Allow me to elaborate on what I have figured out so far. In my 10+ years of professional work experience, I have come to expect a certain organizational structure in professional settings. Typically, the lowest level employees are hired by and report to a manager. Managers, in turn, report to Directors. Often, Directors report to Vice Presidents or other "C level" officers. And at the top of the phallic overcompensation pyramid is the CEO. I made this simplified chart to explain the words I am using.

If you learn complex concepts better through visualization and/or you are illiterate, here is a pretty picture for you.

However, my new environment is something entirely different. You see, I was hired by the research group associated with the School of Medicine for a public university. But I don't work for any of those groups. I work for the IT department of the hospital that is affiliated with said educational institution. At this point you're probably thinking, "Wow. Healthcare and education are pretty disorganized. Way to go on finding a job that is at the epicenter of the two." But you're forgetting the "public" part of the university. That means this cloud of chaos sits comfortably in the black hole of government bureaucracy. For The Win!

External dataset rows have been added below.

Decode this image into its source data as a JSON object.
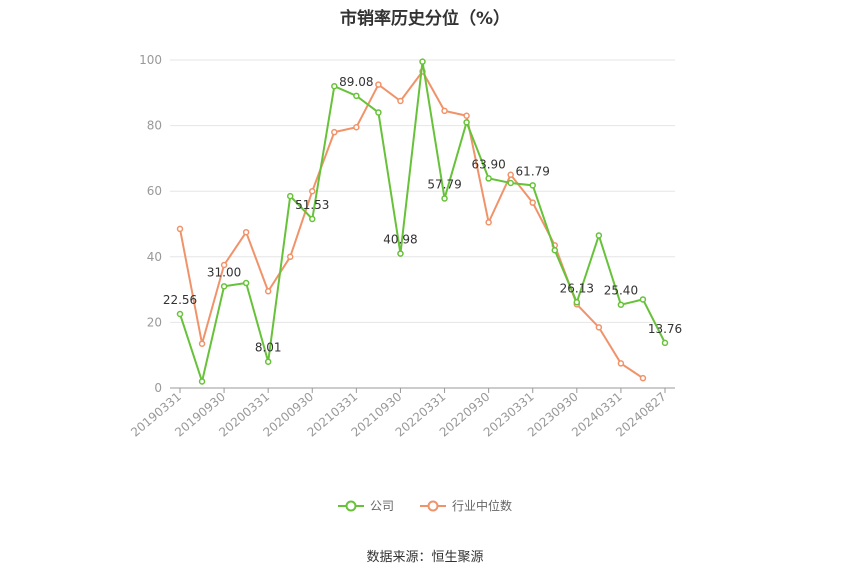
{
  "chart_data": {
    "type": "line",
    "title": "市销率历史分位（%）",
    "xlabel": "",
    "ylabel": "",
    "ylim": [
      0,
      100
    ],
    "yticks": [
      0,
      20,
      40,
      60,
      80,
      100
    ],
    "grid": true,
    "legend_position": "bottom",
    "x_tick_labels": [
      "20190331",
      "20190930",
      "20200331",
      "20200930",
      "20210331",
      "20210930",
      "20220331",
      "20220930",
      "20230331",
      "20230930",
      "20240331",
      "20240827"
    ],
    "series": [
      {
        "name": "公司",
        "color": "#67c23a",
        "values": [
          22.56,
          2.0,
          31.0,
          32.0,
          8.01,
          58.5,
          51.53,
          92.0,
          89.08,
          84.0,
          40.98,
          99.5,
          57.79,
          81.0,
          63.9,
          62.5,
          61.79,
          42.0,
          26.13,
          46.5,
          25.4,
          27.0,
          13.76
        ],
        "labels": [
          "22.56",
          "",
          "31.00",
          "",
          "8.01",
          "",
          "51.53",
          "",
          "89.08",
          "",
          "40.98",
          "",
          "57.79",
          "",
          "63.90",
          "",
          "61.79",
          "",
          "26.13",
          "",
          "25.40",
          "",
          "13.76"
        ]
      },
      {
        "name": "行业中位数",
        "color": "#f0936a",
        "values": [
          48.5,
          13.5,
          37.5,
          47.5,
          29.5,
          40.0,
          60.0,
          78.0,
          79.5,
          92.5,
          87.5,
          96.5,
          84.5,
          83.0,
          50.5,
          65.0,
          56.5,
          43.5,
          25.5,
          18.5,
          7.5,
          3.0,
          null
        ]
      }
    ]
  },
  "source": "数据来源：恒生聚源"
}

Essentially, I am being paid by the research group to not work for them. But they figured that as long as I would be hanging around, I might as well see if the hospital needs anything done. So far, that is the extent of my goal planning for this year.

The hierarchy in these organizations is completely unintuitive in that there isn't one. The person who hires you isn't necessarily your boss. And the people on your team could all have a different boss because they may be a hospital employee. Or a university employee. Or a state employee. The guy that sits 6 feet away from you may do the same job, work on the same projects and go to the same meetings as you do. But you will most definitely have different managers, both of whom have little to no experience with the work you do as if it were merely the answer to a trivia question. Like how people only know two Pink Floyd albums by name. "You're asking me what you should be doing? Hmm... that's a good one. I feel like I used to know this. Something something data... server... connections? Oh well. Have a nice day."

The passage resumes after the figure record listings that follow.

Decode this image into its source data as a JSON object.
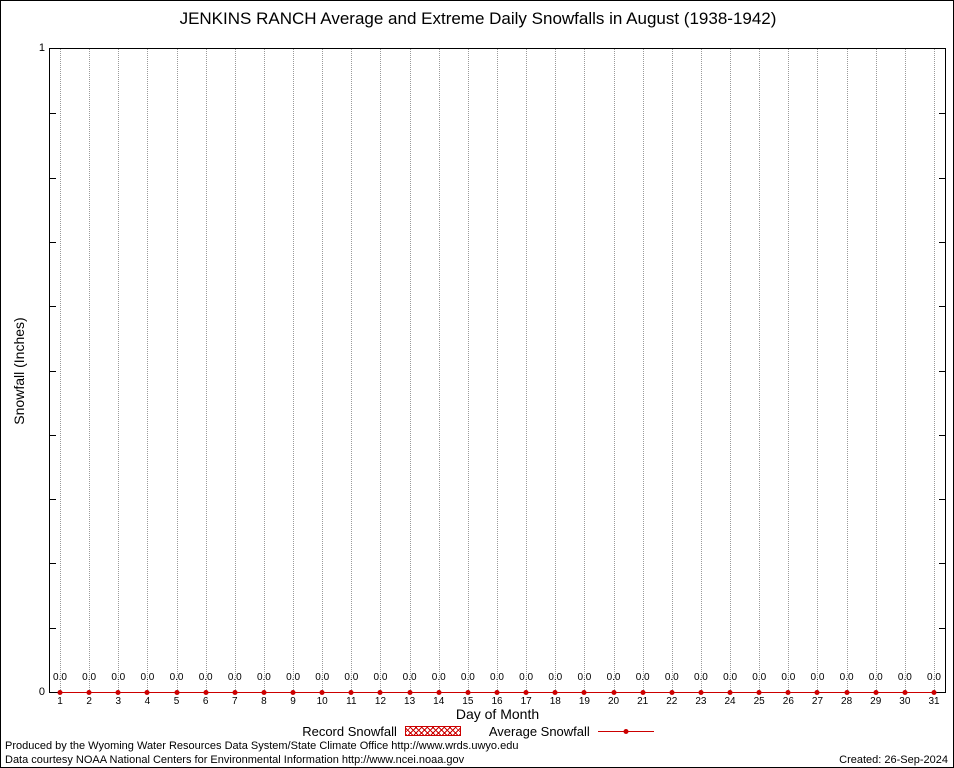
{
  "chart_data": {
    "type": "line",
    "title": "JENKINS RANCH Average and Extreme Daily Snowfalls in August (1938-1942)",
    "xlabel": "Day of Month",
    "ylabel": "Snowfall (Inches)",
    "ylim": [
      0,
      1
    ],
    "ytick_labels": [
      "0",
      "1"
    ],
    "grid": "vertical-dotted",
    "legend_position": "bottom-center",
    "x": [
      1,
      2,
      3,
      4,
      5,
      6,
      7,
      8,
      9,
      10,
      11,
      12,
      13,
      14,
      15,
      16,
      17,
      18,
      19,
      20,
      21,
      22,
      23,
      24,
      25,
      26,
      27,
      28,
      29,
      30,
      31
    ],
    "series": [
      {
        "name": "Record Snowfall",
        "style": "hatched-box",
        "color": "#cc0000",
        "values": [
          0.0,
          0.0,
          0.0,
          0.0,
          0.0,
          0.0,
          0.0,
          0.0,
          0.0,
          0.0,
          0.0,
          0.0,
          0.0,
          0.0,
          0.0,
          0.0,
          0.0,
          0.0,
          0.0,
          0.0,
          0.0,
          0.0,
          0.0,
          0.0,
          0.0,
          0.0,
          0.0,
          0.0,
          0.0,
          0.0,
          0.0
        ]
      },
      {
        "name": "Average Snowfall",
        "style": "line-points",
        "color": "#cc0000",
        "values": [
          0.0,
          0.0,
          0.0,
          0.0,
          0.0,
          0.0,
          0.0,
          0.0,
          0.0,
          0.0,
          0.0,
          0.0,
          0.0,
          0.0,
          0.0,
          0.0,
          0.0,
          0.0,
          0.0,
          0.0,
          0.0,
          0.0,
          0.0,
          0.0,
          0.0,
          0.0,
          0.0,
          0.0,
          0.0,
          0.0,
          0.0
        ]
      }
    ],
    "point_label_format": "0.0"
  },
  "legend": {
    "record_label": "Record Snowfall",
    "average_label": "Average Snowfall"
  },
  "footer": {
    "line1": "Produced by the Wyoming Water Resources Data System/State Climate Office http://www.wrds.uwyo.edu",
    "line2": "Data courtesy NOAA National Centers for Environmental Information http://www.ncei.noaa.gov",
    "created": "Created: 26-Sep-2024"
  },
  "colors": {
    "accent_red": "#cc0000",
    "gridline": "#9a9a9a",
    "axis": "#000000"
  }
}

They give it a fancy buzz name like "matrix management." But really it just means that your boss is everyone and no one. Which begs the existential question, if you don't have a boss, are you really an employee? What is this place other than a collection of animated shells exerting common effort to a support a larger, yet equally vague entity in exchange for a piece of paper that represents other pieces of paper. Heavy stuff.

At this point, here is my understanding of how everything works out. The only thing I know is what direction money is being thrown. And that it is all overseen by a shadowy puppet master whose unquestioned supremacy is sealed by a blood oath. Or so the legend goes.

Five Guys isn't part of the org structure. I just list it here because there is one about 75 yards from my desk, so I spend a lot of time there - which explains where a lot of my money is going and where these extra pounds are coming from.